Lab
£500 laptops
[Computer Shopper]
Everyone loves a bargain, but shopping online for the best specs at the lowest prices could lead you to a laptop-shaped disaster. A poor screen or keyboard can ruin an otherwise excellent laptop, but these are qualities you can't judge by reading specs and looking at pictures. Even going to your local retailer and trying out a range of laptops for yourself won't help you get a measure of their battery life or whether the core components are well balanced.
As you're reading this magazine, you don't need to be told that the most reliable way to find the best-value products is to trust our expert reviews, based on extensive hands-on comparative testing. Great laptops for £500 are alive and well, and over the next six pages we'll tell you which ones they are.
Entry-level laptops can be littered with compromises, but £500 no longer represents the absolute bargain basement. Modern processor speeds are such that any of the laptops in this month's Labs will comfortably run any mainstream Windows software, their hard disks are big enough for tens of thousands of MP3 tracks and digital photos, and their screens will make DVDs look fantastic. They all look smart and have widescreen displays with native resolutions of 1,280x800 pixels. They all include an eight-speed DVD writer that supports all types of writable DVD, plenty of USB2 ports and an ExpressCard/54 expansion slot.
However, they can't provide many of the luxuries we found in our Labs test of £700 laptops last month. None has HDMI or DVI outputs for connecting digitally to external displays, although analogue VGA outputs are standard across the board and a couple also include an S-video out for connecting to a TV. None supports the latest Draft-N wireless networking standard, but they all support 802.11b and g.
Same difference
Despite their similarities, these laptops are all quite different from one another in various ways. Portability is a key feature for a laptop PC. Five of the six models are similar in this respect, weighing around 2.7kg and measuring around 360mm along their longest edges. However, PC Nextday provided an ultra-portable model, which weighs just 2kg and measures 299mm. Most laptops rarely leave their owners' houses, but if you plan to do a lot of travelling with yours, this compact design would be a real benefit if it weren't for its poor battery life. One hour and 23 minutes in our light use test is less than half that of many of the other laptops here, and means that the PC Nextday laptop isn't really suited to an outward-bound life at all.

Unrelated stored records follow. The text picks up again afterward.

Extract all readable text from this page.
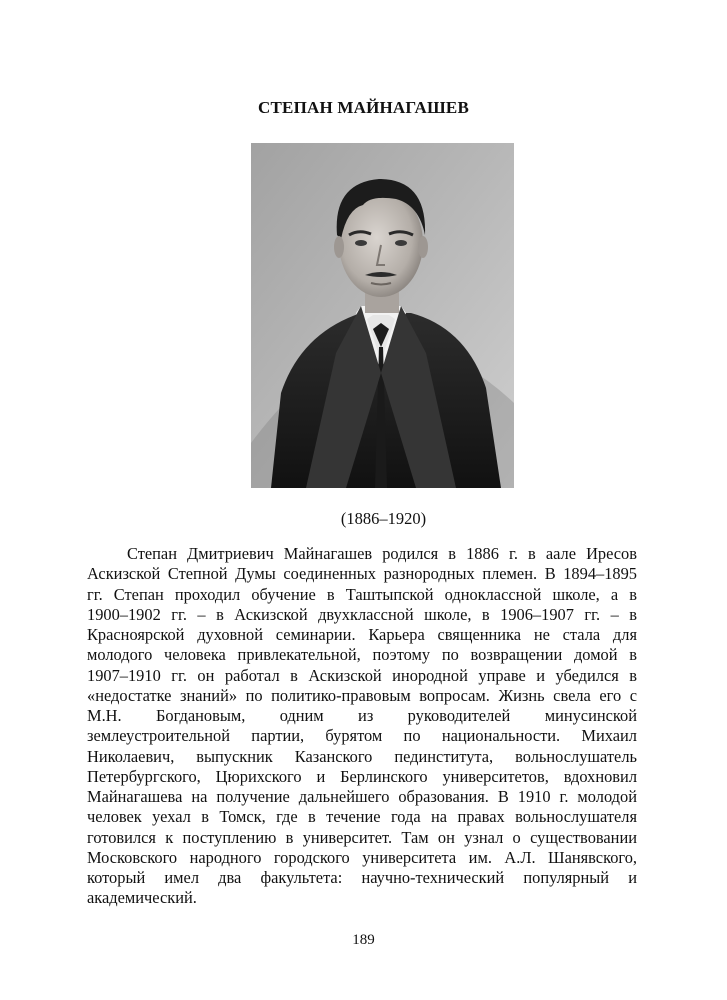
СТЕПАН МАЙНАГАШЕВ
(1886–1920)
Степан Дмитриевич Майнагашев родился в 1886 г. в аале Иресов
Аскизской Степной Думы соединенных разнородных племен. В 1894–1895
гг. Степан проходил обучение в Таштыпской одноклассной школе, а в
1900–1902 гг. – в Аскизской двухклассной школе, в 1906–1907 гг. – в
Красноярской духовной семинарии. Карьера священника не стала для
молодого человека привлекательной, поэтому по возвращении домой в
1907–1910 гг. он работал в Аскизской инородной управе и убедился в
«недостатке знаний» по политико-правовым вопросам. Жизнь свела его с
М.Н. Богдановым, одним из руководителей минусинской
землеустроительной партии, бурятом по национальности. Михаил
Николаевич, выпускник Казанского пединститута, вольнослушатель
Петербургского, Цюрихского и Берлинского университетов, вдохновил
Майнагашева на получение дальнейшего образования. В 1910 г. молодой
человек уехал в Томск, где в течение года на правах вольнослушателя
готовился к поступлению в университет. Там он узнал о существовании
Московского народного городского университета им. А.Л. Шанявского,
который имел два факультета: научно-технический популярный и
академический.
189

The quality of keyboards and mice is often a weak point in budget laptops, but we're delighted to see that the standard in this group is extremely high. However, some models still fare better than others. The biggest variation was in the keyboard quality, and this is an area in which the smaller system builders sadly failed to compete with the established big brands. The Eclipse laptop's keyboard feels squishy, while the PC Nextday's keyboard layout is cramped and caused us to make lots of mistakes while typing. Both models also generated more fan noise than the others, and the PC Nextday laptop got a little hot. On the upside, their screens competed well with the big brands' displays, and the PC Nextday's screen showed smooth greyscales. Touch pad quality is important, too. The touch pads on the Eclipse and PC Nextday laptops are easy to use, but you should consider budgeting for a USB mouse if you want to use the Toshiba laptop for any length of time. Speaker quality varied widely. The Toshiba and Acer laptops sounded reasonable and the PC Nextday and Samsung models were awful, but even the best speakers are far from high-fidelity. If you want to listen to music from your laptop, you'll need to plug in external speakers or headphones.
Performance anxiety
There are two ways to think about performance in a budget laptop. One is that none of these models is particularly fast, and that a 26 per cent increase in power (the difference between the slowest and fastest in our Windows benchmarks) won't make much difference when you're typing a letter or browsing the web. If you plan to use your laptop only for this kind of task, we would largely go along with this school of thought, although a faster model might cope better with future developments in web design or updates to Windows Vista. On the other hand, if you want to edit photos or video or produce music, all of these laptops make it possible but the faster ones will handle these tasks more quickly.
Getting the balance of core components is important, too. HP includes only 1GB of RAM, but this leaves enough cash in the budget for a Core 2 Duo T7250 processor, which is a fast chip by any standards. Others have paired a slower processor with 2GB of RAM, which makes more sense if you'll be running multiple applications that aren't particularly demanding. However, if you want the best of both worlds but can't quite afford it, choosing 1GB of RAM and a faster processor is preferable, as it's relatively easy to insert another RAM module later.
Hard disk capacity doesn't directly affect performance, but for creative and multimedia tasks, bigger is most definitely better, especially as you can't add a second internal disk, and attaching an external one will make a laptop less portable.
Games performance is almost an irrelevant consideration on low-cost laptops such as these. Even the fastest 3D performer, Eclipse's Zeus i525n84, doesn't have enough graphics processing power to handle the latest 3D games properly, even though it can technically run them. The only reason to consider Eclipse's laptop is if you have a few old games that you'd like to continue playing, perhaps in multiplayer mode networked to your desktop PC.